The city’s insurance sector was impacted by the COVID-19-induced crisis, namely the life segment.
The insurance industry had to weather the storm brought by the pandemic in 2020.
For seven out of the 12 insurance companies operating in Macau’s life segment, last year was not kind as they reported losses., with AIA sinking to a 3.7 billion loss.
In the general insurance business (non-life), the picture was rosier, with only three companies closing last year’s accounts in the red, which allowed this sector to end 2020 with a total positive balance of MOP450 million.
According to official data, released by Monetary Authority of Macau (AMCM, in the Portuguese acronym), after accounting for income from services provided and sundry income as well as deducting management expenses, the whole industry (life and non-life) recorded a loss of MOP3.7 billion in 2020, “mainly due to the maturity benefits of life insurance and the increase in mathematical reserves.”
AMCM also reports a negative underwriting result of MOP10.0 billion for the insurance sector, “significantly higher” than the loss of MOP2.6 billion in 2019.
The Covid factor
On the other hand, total gross premiums of the insurance industry increased by 1.9 per cent from MOP28.5 billion in 2019 to MOP29.0 billion in 2020.
Life business accounted for “a persistently high market share,” making up 90.5 per cent of total gross premiums.
During 2020, gross premiums in the life sector rose 2.7 per cent to MOP26.3 billion, “which was mainly driven by the significant increase in gross premiums of health policies. On the other hand, “due to the pandemic’s impact on the economy, non-life gross premiums decreased by 4.5 per cent from MOP2.9 billion in 2019 to MOP2.8 billion in 2020, accounting for 9.5% of total gross premiums of the insurance industry,” AMCM explained.
“In response to the pandemic outbreak in Macau in early 2020, insurers in Macau quickly launched a number of alleviation measures.” Of which, highlights AMCM, some insurance companies offered temporary additional life protections to their customers, in which the insured would receive extra death compensation for life losses caused by the novel coronavirus. Some insurance companies also provided free diagnosis benefits where, if the insured was confirmed to be infected, a one-time special cash payment would be offered. Other transitory coverages included extra hospital cash benefits in case of hospitalisation due to illness related to the pandemic and an extension of the premium payment grace period.

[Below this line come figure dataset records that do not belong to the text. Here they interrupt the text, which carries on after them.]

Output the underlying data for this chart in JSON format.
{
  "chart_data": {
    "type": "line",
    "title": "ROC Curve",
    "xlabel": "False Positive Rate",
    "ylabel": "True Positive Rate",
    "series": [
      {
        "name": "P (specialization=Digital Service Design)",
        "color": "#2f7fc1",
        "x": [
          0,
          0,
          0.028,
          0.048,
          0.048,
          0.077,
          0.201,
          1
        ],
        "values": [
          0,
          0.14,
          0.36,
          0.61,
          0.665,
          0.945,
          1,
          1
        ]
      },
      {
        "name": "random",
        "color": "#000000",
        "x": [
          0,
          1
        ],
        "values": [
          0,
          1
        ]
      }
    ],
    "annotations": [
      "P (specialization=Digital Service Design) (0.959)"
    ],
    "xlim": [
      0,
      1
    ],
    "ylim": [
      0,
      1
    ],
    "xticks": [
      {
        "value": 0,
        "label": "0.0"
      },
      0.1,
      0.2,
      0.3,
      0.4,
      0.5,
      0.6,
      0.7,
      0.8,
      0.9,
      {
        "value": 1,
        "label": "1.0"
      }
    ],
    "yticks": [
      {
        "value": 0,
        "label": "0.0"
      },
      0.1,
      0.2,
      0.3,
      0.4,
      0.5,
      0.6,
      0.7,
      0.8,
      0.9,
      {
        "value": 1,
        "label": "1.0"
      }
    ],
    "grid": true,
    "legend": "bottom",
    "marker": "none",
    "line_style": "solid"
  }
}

Number of employees up by 5.3 per cent
In 2020, the structure of the insurance sector did not change significantly.
There are still 25 authorised insurance companies operating in the MSAR, of which 12 were life insurers and the remaining 13 were non-life insurers.
Apart from the seven life insurers which were authorised to conduct private pension fund management business, there were two private pension fund management companies solely engaging in such business.
In terms of origin, 11 of the authorised insurers and the two private pension fund management companies were incorporated locally while the remaining were branches of overseas insurance companies from four countries and Hong Kong. In addition, there was also a reinsurance company (representative office) with its head-office outside the MSAR.
Even so, the number of employees working in authorised insurance companies and private pension fund management companies at end-2020 went up by 5.3 per cent year-on-year to 672.
The last company to establish itself in Macau was China Taiping, a Hong Kong-incorporated private company with historical ties to the Mainland authorities, which has been leading the local general insurance sector for many years, but intends to grow up also in the life sector.
Therefore, in 2019, it established China Taiping Life Insurance Co., Ltd (CTPL), which in 2020 had its first full activity.
CTPL has been growing (MOP500 million gross premiums), but it has not avoided negative final accounts.